IEA: Global green hydrogen pipeline tripled in 2023 but future growth at risk
Electrolyser capacity for hydrogen production is likely to exceed 2GW by the end of the year, marking a year-on-year tripling, according to the International Energy Agency (IEA).
The IEA revealed the figures this week through the new edition of its annual global hydrogen review, confirming that China is set to account for more than half of all global electrolyser capacity by the end of December.
If all announced projects are realised globally, capacity could exceed 420GW by 2030, the IEA forecasts. This is a 75% increase from its last predictions, released this time last year.
With this amount of capacity, some 35 to 38 million tonnes of low-emission hydrogen could be manufactured during the year 2030. The IEA expects 75% of this to be green and the remainder to be accounted for nuclear-based hydrogen and ‘blue’ hydrogen. This refers to hydrogen produced using fossil gas processes co-located with man-made carbon capture technologies.
Nonetheless, the IEA’s executive director Fatih Birol has warned that “incredible momentum” in the green hydrogen sector is facing strong headwinds and may not continue at the same pace for the rest of the decade without urgent, targeted policy interventions.

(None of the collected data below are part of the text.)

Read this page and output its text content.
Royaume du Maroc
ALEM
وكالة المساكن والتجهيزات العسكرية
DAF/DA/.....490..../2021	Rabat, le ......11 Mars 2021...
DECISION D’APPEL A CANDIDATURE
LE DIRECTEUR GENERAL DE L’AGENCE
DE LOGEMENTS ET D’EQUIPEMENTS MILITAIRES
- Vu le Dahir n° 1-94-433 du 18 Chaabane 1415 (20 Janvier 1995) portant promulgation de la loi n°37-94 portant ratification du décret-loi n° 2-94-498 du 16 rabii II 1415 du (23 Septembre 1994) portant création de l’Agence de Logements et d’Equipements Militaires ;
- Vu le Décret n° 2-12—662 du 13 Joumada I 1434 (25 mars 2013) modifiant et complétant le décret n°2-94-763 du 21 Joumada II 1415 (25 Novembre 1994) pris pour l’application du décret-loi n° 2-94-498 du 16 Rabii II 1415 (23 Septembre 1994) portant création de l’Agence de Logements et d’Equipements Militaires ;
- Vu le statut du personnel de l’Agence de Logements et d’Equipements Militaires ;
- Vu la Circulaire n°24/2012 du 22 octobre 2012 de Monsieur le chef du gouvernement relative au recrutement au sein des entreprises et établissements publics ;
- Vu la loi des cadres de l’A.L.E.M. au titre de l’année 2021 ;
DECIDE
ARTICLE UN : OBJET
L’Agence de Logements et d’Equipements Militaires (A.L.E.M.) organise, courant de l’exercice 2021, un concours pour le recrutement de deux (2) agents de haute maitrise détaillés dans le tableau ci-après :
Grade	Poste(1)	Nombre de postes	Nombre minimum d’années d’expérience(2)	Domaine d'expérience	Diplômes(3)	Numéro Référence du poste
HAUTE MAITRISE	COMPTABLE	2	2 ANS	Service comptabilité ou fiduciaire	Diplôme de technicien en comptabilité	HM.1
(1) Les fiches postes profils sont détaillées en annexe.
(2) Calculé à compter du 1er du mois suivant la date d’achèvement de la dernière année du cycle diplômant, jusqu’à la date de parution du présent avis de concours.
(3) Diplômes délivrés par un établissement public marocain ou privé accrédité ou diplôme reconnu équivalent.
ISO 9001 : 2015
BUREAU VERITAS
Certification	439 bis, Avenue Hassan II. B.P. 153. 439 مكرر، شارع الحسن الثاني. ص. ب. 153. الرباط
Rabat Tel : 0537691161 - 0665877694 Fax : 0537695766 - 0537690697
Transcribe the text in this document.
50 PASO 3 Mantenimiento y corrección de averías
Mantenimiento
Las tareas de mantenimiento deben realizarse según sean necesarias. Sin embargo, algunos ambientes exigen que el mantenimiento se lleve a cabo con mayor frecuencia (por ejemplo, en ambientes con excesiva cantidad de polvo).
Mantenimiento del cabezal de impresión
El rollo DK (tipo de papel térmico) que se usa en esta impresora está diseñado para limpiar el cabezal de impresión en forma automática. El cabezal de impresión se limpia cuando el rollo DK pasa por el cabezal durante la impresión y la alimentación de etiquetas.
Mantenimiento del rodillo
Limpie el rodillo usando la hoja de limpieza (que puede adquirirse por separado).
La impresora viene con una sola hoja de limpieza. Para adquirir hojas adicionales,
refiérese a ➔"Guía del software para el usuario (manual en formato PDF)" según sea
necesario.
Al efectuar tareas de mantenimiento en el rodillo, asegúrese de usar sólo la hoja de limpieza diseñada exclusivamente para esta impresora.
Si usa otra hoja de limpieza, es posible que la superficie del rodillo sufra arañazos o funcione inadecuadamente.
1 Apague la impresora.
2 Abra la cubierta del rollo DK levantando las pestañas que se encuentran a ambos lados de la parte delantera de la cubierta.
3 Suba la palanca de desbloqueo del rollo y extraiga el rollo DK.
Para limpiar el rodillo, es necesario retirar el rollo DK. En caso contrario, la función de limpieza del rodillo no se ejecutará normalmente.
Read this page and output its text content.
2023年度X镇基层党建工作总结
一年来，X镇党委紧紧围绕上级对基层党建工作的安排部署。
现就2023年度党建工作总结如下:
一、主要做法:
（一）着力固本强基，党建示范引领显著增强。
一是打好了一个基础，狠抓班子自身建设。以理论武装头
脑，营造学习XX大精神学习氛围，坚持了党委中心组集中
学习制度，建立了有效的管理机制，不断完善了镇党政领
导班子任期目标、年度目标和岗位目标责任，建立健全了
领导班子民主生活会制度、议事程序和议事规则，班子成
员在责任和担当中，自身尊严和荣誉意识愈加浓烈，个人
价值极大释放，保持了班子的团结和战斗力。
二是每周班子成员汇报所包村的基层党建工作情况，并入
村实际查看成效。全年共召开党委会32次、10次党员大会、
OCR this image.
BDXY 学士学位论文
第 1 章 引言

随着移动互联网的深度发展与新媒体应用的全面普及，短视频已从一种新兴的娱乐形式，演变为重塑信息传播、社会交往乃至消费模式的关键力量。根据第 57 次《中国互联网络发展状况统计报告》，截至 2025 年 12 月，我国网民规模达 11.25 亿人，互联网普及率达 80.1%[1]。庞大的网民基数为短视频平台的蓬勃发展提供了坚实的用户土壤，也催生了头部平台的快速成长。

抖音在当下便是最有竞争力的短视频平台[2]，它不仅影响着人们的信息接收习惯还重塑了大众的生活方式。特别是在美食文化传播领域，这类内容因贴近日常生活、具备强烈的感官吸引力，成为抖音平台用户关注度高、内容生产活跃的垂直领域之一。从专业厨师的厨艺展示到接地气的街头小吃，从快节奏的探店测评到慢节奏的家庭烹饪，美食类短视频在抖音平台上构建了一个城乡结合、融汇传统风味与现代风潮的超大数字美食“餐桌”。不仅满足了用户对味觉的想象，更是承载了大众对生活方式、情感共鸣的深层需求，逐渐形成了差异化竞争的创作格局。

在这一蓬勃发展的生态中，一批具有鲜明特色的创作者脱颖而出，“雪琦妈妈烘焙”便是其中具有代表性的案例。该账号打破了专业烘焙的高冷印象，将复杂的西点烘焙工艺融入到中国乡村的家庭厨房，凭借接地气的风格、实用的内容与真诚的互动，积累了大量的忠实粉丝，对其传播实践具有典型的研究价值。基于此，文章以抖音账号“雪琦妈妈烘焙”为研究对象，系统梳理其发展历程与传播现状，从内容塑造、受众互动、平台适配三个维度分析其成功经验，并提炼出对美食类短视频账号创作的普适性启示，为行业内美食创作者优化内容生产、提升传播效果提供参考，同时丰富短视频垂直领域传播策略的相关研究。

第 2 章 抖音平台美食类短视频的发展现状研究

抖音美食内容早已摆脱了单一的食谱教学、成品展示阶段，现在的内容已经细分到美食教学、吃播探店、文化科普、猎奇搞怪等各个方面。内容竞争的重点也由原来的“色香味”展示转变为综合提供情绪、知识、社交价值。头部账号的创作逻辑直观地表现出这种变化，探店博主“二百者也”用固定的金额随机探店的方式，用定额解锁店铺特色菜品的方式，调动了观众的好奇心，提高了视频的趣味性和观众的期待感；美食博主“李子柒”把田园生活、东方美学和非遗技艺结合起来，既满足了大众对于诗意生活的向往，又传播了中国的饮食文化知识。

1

The IEA’s review states that low-carbon prices have remained “stubbornly” high, largely due to increased supply chain costs amid the current global economic downturn. Some offshore wind developers, for example, have seen forecasted project costs increase by up to 40%, as high energy prices impact the cost of components and raw materials.
Included in the review are a string of recommendations for policymakers seeking to reduce risk perceptions associated with green hydrogen and improve the economic feasibility of this nascent technology.
Policymakers should not only look to reform and increase funding and/or subsidy packages, which has proven effective in the US, the report warns. They will also need to provide long-term clarity to developers, though mechanisms like the UK’s Hydrogen Business Model. This guarantees producers a minimum payment levels for their hydrogen; payments will be part-subsidised by the government if necessary.
Additionally, policymakers need to lift barriers relating to blended finance provisions, licencing and permitting.
Balancing demand and supply
Another key issue to hydrogen development flagged in the IEA is that many developers are not yet confident that the demand will exist for their low-carbon hydrogen.
Governments have collectively set targets to create demand for hydrogen of 14 million tonnes, the IEA has calculated. In contrast, targets to scale production cover 35 million tonnes.
“Direct purchase agreements with private sector consumers are beginning to emerge but remain at a very small scale,” the IEA notes, highlighting that there is still a role for governments to send stronger demand signals – especially given that policy efforts so far have “been limited”.
The review recommends that policymakers work with hard-to-abate industrial and transport sectors to develop more robust plans to stimulate demand.